Obligations and Fairness
To Rawls, all obligations stem from the principles of fairness as this allows us to provide a careful judgment of what is duty and obligation and ensure obligations arise only if certain conditions are met. The principles of fairness state: first, that every person has the same right to everything that everyone else has a right to; second, that there is a specific procedure to follow when dealing with unequal rights. The latter approach goes as follows: “leftovers” of goods that everyone has an equal right to shall be distributed in such a way as to most benefit the least well off. One agrees to such a process with the conception that fairness in distribution will be achieved over time as one accumulates benefits. The acceptance of these benefits to advance our position in society creates the obligation to carry out duties. There is also a natural duty to comply that individuals are born into and regulate the scope of our activity and obligations that arise from the rule of promising. The common denominator between these instances of obligation is that they originate from one’s participation in the state and its societal expectations. One could state succinctly that obligations arise from acceptance, whether of goods or societal practices. These are voluntary acts, and laws do not force one to accept goods or uphold promises.
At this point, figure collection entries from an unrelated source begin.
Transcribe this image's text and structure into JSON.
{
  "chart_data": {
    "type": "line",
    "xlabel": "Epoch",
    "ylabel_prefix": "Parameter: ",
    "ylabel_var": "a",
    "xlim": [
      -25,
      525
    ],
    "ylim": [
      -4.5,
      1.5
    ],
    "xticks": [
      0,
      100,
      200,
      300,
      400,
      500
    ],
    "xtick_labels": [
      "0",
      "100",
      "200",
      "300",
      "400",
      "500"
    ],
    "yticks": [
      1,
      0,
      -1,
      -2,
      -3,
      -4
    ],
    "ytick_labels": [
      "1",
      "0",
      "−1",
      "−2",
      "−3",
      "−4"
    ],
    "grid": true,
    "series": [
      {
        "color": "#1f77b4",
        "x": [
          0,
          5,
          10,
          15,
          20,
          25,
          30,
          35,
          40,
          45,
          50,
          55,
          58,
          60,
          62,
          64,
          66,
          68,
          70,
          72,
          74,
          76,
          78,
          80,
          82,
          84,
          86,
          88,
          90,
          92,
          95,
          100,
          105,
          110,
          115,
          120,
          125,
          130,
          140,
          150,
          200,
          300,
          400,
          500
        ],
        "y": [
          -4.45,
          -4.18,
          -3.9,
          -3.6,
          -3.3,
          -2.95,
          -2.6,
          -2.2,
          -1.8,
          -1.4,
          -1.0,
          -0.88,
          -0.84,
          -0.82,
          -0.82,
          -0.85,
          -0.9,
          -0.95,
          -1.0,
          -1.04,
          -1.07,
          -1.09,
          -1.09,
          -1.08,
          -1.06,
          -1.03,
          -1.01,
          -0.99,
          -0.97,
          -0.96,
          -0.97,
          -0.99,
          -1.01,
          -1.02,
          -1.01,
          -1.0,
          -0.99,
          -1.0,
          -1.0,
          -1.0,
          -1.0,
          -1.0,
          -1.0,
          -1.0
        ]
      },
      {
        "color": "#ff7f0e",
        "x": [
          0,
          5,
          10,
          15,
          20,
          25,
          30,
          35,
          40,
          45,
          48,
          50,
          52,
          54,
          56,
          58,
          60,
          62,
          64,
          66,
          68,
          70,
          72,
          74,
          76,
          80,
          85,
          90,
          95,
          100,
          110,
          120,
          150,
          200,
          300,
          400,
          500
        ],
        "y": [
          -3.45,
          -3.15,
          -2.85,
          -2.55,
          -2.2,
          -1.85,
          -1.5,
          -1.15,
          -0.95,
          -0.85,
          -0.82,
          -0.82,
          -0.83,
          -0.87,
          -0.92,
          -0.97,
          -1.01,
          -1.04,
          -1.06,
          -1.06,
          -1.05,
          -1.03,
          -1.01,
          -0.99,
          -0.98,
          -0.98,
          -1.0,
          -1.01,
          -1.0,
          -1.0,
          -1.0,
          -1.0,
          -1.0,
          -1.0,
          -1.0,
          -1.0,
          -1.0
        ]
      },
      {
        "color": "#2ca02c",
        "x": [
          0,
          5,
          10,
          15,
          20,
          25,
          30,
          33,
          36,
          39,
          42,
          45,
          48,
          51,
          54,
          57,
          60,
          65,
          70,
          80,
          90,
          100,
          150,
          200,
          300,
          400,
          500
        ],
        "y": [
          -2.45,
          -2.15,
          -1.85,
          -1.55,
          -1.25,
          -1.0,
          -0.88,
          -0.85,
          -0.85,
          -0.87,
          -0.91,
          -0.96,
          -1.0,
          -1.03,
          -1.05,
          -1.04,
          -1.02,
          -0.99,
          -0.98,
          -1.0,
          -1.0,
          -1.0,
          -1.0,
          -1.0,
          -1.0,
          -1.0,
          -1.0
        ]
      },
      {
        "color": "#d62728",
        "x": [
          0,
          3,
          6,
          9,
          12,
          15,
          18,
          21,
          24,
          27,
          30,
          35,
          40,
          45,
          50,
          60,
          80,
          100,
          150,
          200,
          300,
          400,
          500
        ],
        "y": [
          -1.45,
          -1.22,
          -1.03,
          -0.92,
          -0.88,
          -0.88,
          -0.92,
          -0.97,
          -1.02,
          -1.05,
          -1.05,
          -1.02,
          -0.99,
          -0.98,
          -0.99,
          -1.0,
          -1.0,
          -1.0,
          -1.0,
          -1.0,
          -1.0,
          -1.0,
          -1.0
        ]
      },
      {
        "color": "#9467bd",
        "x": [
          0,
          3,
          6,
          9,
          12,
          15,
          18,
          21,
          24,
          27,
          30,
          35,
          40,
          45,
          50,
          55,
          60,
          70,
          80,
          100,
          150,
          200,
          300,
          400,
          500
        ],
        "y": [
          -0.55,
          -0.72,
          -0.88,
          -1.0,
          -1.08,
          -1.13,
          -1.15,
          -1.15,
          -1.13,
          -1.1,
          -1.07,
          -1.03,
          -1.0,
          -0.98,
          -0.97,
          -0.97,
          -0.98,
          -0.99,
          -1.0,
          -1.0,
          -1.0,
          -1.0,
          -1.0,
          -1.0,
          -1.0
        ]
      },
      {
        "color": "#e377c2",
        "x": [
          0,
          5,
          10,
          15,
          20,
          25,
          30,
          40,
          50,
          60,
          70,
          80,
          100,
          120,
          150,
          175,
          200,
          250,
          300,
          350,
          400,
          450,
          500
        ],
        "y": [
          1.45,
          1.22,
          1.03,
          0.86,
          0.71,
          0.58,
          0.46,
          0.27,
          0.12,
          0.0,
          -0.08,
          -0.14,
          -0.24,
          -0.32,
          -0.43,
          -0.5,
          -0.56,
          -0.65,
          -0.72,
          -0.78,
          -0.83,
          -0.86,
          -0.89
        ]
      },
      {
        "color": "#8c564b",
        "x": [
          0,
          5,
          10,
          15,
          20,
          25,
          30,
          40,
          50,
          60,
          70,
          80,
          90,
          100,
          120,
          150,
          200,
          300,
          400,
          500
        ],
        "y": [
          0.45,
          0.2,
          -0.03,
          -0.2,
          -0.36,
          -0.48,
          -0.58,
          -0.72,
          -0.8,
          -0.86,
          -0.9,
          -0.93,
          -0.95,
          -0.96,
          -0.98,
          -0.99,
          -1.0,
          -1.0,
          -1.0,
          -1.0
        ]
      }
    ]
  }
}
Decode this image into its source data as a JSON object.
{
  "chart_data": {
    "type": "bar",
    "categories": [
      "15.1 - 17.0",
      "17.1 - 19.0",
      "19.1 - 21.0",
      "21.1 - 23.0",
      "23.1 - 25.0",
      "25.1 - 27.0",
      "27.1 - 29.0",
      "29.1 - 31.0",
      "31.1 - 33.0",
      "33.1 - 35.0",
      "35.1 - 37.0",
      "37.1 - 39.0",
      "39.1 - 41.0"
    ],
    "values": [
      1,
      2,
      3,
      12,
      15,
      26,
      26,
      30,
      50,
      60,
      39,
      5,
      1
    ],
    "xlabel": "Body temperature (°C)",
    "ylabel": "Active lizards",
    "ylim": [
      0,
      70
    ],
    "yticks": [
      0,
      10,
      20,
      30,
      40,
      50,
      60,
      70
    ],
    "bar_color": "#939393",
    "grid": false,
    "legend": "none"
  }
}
Compliance and Unjust Laws
Rawls feels that injustice is an endogenous problem of a society arising from a conflict of principles. Within a community, individuals place different values on different principles and come to their conception of appropriate priorities. What is unjust to one may seem just to another. To understand how one is to address these concerns, Rawls points us towards what is accepted by the majority of members within a nearly just society; this is majority rule. In a just constitutional society, the constitution is where one would derive what is considered acceptable by society. It would provide the guidelines for compliance. As such, the dictates of the principles of fairness, provided they are adhered to, allow one to choose to live and benefit from the pretense of a constitution governed by majority rule and accept that the majority and compromises share not each individual’s opinions must be made. This would lead to a situation where one may be obligated to comply with unjust laws. However, no society or its institutions are perfect, and they are limited to imperfect procedures, which leads to the development of unjust laws.
Civil Disobedience and its Justifications
When an institution limits either one of the principles of fairness, they create a situation that is considered unjust and invokes a response. Provided this injustice is shared by the majority of those within the community, they must voice their discontent with the insurers of their constitutional rights. In this situation, the minority groups whose rights are infringed upon should ideally work together to form a political alliance while regulating their dissent level, not undermining their institutions or compromising their constitution. To Rawls, this justifies civil disobedience, which he defines as “public, non-violent, conscientious yet political act contrary to law, usually done to bring about a change in the government’s law or policies.” When used in this manner, civil disobedience can be seen as providing the balance needed in a constitutional system, strengthen these institutions, prevent future deviations from justice, and “introduce stability into a well-ordered society.”
Rawls, John. A theory of justice. Harvard university press, 2009.